No-go on India nuclear deal
The Greens have welcomed a report from the Joint Standing Committee On Treaties (JSCOT) that has just been tabled in the House of Representatives, recommending Tony Abbott's intention to sell Australian uranium to India should not go ahead at this time.
JSCOT member Senator Peter Whish-Wilson said:
"This cross-party committee identified that more than 60% of inspections of operating or existing nuclear reactors are up to five months late or do not occur at all, that there is no clear independent regulator and insufficient distinction between civilian and military applications of the nuclear industry.
"The Greens share JSCOT's view that: the Australian Government cannot overlook such clear warnings about the quality of India's nuclear regulatory framework," Senator Whish-Wilson said.
Greens spokesperson on nuclear issues, Senator Scott Ludlam, added:
"The report clearly recommends no sales to India until a set of detailed preconditions are met. It should be impossible for the Abbott government to interpret this report as a green light for the sale of Australian yellowcake.

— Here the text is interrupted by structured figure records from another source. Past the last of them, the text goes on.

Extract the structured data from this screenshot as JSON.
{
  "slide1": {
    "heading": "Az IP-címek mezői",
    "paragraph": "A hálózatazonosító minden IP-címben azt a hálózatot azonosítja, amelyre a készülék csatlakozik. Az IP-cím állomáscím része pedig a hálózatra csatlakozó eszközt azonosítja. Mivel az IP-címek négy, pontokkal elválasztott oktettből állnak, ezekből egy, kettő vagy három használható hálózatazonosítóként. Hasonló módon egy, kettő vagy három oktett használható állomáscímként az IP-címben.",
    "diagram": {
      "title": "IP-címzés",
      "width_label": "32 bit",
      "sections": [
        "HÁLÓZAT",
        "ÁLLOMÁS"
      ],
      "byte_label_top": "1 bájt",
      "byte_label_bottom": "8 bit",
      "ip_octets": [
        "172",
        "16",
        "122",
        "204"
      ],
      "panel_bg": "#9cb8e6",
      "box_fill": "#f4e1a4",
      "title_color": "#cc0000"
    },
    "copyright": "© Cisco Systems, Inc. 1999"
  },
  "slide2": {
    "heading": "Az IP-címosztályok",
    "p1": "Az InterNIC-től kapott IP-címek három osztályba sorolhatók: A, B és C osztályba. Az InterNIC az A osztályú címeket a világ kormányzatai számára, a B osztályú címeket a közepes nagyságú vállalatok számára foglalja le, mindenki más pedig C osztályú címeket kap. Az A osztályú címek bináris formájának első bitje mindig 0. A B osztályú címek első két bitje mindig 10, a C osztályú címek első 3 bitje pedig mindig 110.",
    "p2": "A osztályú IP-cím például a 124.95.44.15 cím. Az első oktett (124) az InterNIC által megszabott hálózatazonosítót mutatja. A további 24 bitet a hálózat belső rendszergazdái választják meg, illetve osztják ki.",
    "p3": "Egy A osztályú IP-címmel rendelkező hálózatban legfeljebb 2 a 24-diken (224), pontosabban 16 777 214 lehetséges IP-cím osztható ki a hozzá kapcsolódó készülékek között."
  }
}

"To proceed with this agreement puts the interest of a small and marginal industry ahead of global security.
"Selling uranium to India, which has not signed the Nuclear Non-Proliferation Treaty, is inconsistent with our global obligations and as the Committee pointed out, ‘may destabilise the international non-proliferation architecture,' compromising our relations with other NPT signatories.
"Submissions to JSCOT by former senior Australian bureaucrats demonstrate the very real risk of Australian uranium being diverted for nuclear weapons and the very clear agenda by the Indian Government to expand their nuclear weapons program.
"The dangers of pushing forward with this Agreement are intensified by industry and Governments readiness to downplay the well-established risk of Australian uranium being diverted nuclear weapons," Senator Ludlam concluded.